Paixão é algo que não bate na porta, arromba. Caso contrário, não mereceria ter este nome. Quando a força vai além do que podemos suportar, é comum que ocorram perdas pelo caminho. Nossas e alheias. O diretor alemão Stephan Lacan levou para seu segundo longa-metragem todo o peso da descoberta da paixão. Já seria envolvente se tratasse do que alguns desavisados chamam de “relacionamento normal”, mas vai além, já que o protagonista de Queda Livre se vê diante de um desejo para o qual ele não estava preparado.

Marc Borgmann é um jovem passando por vários momentos iniciais: sua carreira de policial está engrenando e ele se muda com a namorada grávida para uma casa ao lado de onde moram seus pais. Algo que se mostrará simbólico no decorrer do filme. Marc não cortou o cordão umbilical por completo. Quando resolve formar sua família, tem a sua perto demais. O desconforto causado pela presença do pai e da mãe é sentido em cada parede do novo lar do casal. Eles ajudam na mudança e dão conselhos até quando não são questionados. A sensação de incômodo de Marc é visível.
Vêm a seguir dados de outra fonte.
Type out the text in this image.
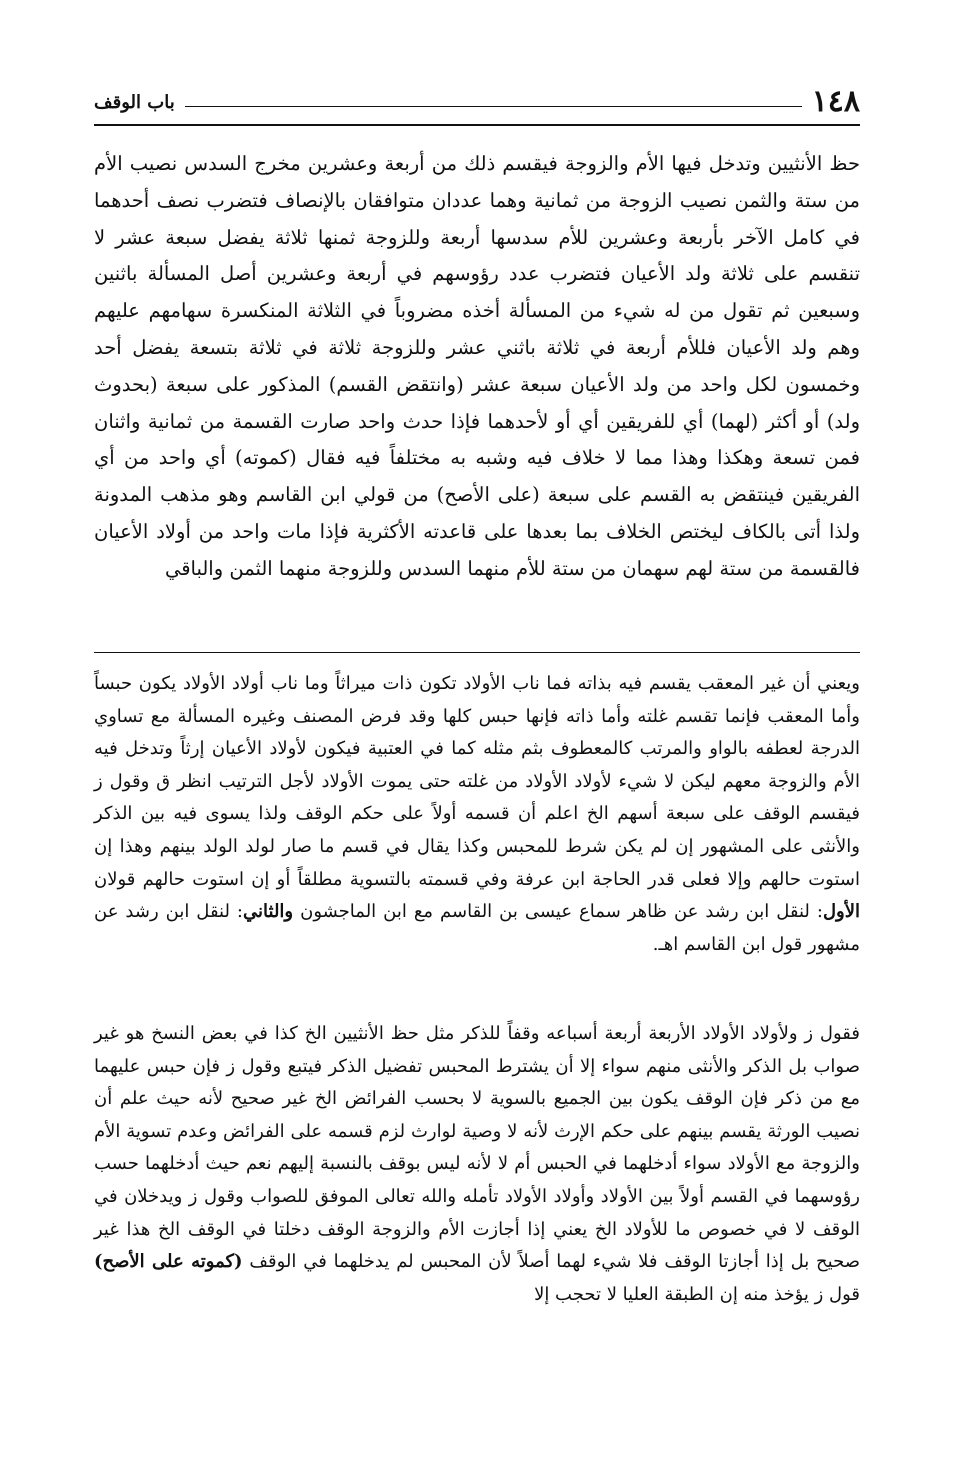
١٤٨
باب الوقف

حظ الأنثيين وتدخل فيها الأم والزوجة فيقسم ذلك من أربعة وعشرين مخرج السدس نصيب الأم من ستة والثمن نصيب الزوجة من ثمانية وهما عددان متوافقان بالإنصاف فتضرب نصف أحدهما في كامل الآخر بأربعة وعشرين للأم سدسها أربعة وللزوجة ثمنها ثلاثة يفضل سبعة عشر لا تنقسم على ثلاثة ولد الأعيان فتضرب عدد رؤوسهم في أربعة وعشرين أصل المسألة باثنين وسبعين ثم تقول من له شيء من المسألة أخذه مضروباً في الثلاثة المنكسرة سهامهم عليهم وهم ولد الأعيان فللأم أربعة في ثلاثة باثني عشر وللزوجة ثلاثة في ثلاثة بتسعة يفضل أحد وخمسون لكل واحد من ولد الأعيان سبعة عشر (وانتقض القسم) المذكور على سبعة (بحدوث ولد) أو أكثر (لهما) أي للفريقين أي أو لأحدهما فإذا حدث واحد صارت القسمة من ثمانية واثنان فمن تسعة وهكذا وهذا مما لا خلاف فيه وشبه به مختلفاً فيه فقال (كموته) أي واحد من أي الفريقين فينتقض به القسم على سبعة (على الأصح) من قولي ابن القاسم وهو مذهب المدونة ولذا أتى بالكاف ليختص الخلاف بما بعدها على قاعدته الأكثرية فإذا مات واحد من أولاد الأعيان فالقسمة من ستة لهم سهمان من ستة للأم منهما السدس وللزوجة منهما الثمن والباقي

ويعني أن غير المعقب يقسم فيه بذاته فما ناب الأولاد تكون ذات ميراثاً وما ناب أولاد الأولاد يكون حبساً وأما المعقب فإنما تقسم غلته وأما ذاته فإنها حبس كلها وقد فرض المصنف وغيره المسألة مع تساوي الدرجة لعطفه بالواو والمرتب كالمعطوف بثم مثله كما في العتبية فيكون لأولاد الأعيان إرثاً وتدخل فيه الأم والزوجة معهم ليكن لا شيء لأولاد الأولاد من غلته حتى يموت الأولاد لأجل الترتيب انظر ق وقول ز فيقسم الوقف على سبعة أسهم الخ اعلم أن قسمه أولاً على حكم الوقف ولذا يسوى فيه بين الذكر والأنثى على المشهور إن لم يكن شرط للمحبس وكذا يقال في قسم ما صار لولد الولد بينهم وهذا إن استوت حالهم وإلا فعلى قدر الحاجة ابن عرفة وفي قسمته بالتسوية مطلقاً أو إن استوت حالهم قولان الأول: لنقل ابن رشد عن ظاهر سماع عيسى بن القاسم مع ابن الماجشون والثاني: لنقل ابن رشد عن مشهور قول ابن القاسم اهـ.

فقول ز ولأولاد الأولاد الأربعة أربعة أسباعه وقفاً للذكر مثل حظ الأنثيين الخ كذا في بعض النسخ هو غير صواب بل الذكر والأنثى منهم سواء إلا أن يشترط المحبس تفضيل الذكر فيتبع وقول ز فإن حبس عليهما مع من ذكر فإن الوقف يكون بين الجميع بالسوية لا بحسب الفرائض الخ غير صحيح لأنه حيث علم أن نصيب الورثة يقسم بينهم على حكم الإرث لأنه لا وصية لوارث لزم قسمه على الفرائض وعدم تسوية الأم والزوجة مع الأولاد سواء أدخلهما في الحبس أم لا لأنه ليس بوقف بالنسبة إليهم نعم حيث أدخلهما حسب رؤوسهما في القسم أولاً بين الأولاد وأولاد الأولاد تأمله والله تعالى الموفق للصواب وقول ز ويدخلان في الوقف لا في خصوص ما للأولاد الخ يعني إذا أجازت الأم والزوجة الوقف دخلتا في الوقف الخ هذا غير صحيح بل إذا أجازتا الوقف فلا شيء لهما أصلاً لأن المحبس لم يدخلهما في الوقف (كموته على الأصح) قول ز يؤخذ منه إن الطبقة العليا لا تحجب إلا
E só aumenta quando seu colega de quarto no alojamento da polícia, Kay Engel, aparece, literalmente, em seu caminho. Durante suas corridas em um bosque, Kay faz questão de ser notado. A falta de fôlego de Marc é motivo de provocações que culminam no toque. Não o sutil, mas o intenso. Sem buscar ângulos poéticos ou apenas sugerir o interesse sexual de Marc e Kay, o diretor promove uma das cenas de descoberta mais cruas e belas do cinema atual. Se o encontro na barraca mostrado em O Segredo de Brokeback Mountain, de Ang Lee, deu o que falar, este exemplar do cinema alemão consegue ser ainda mais forte. Na chuva, sem arroubos românticos, o primeiro contato, instintivo e, na cabeça de Marc, isolado. Pois começa aí um novo percurso. Será preciso correr mais rápido. Primeiro para fugir de um segundo momento com Kay, depois para dar conta de uma vida dupla.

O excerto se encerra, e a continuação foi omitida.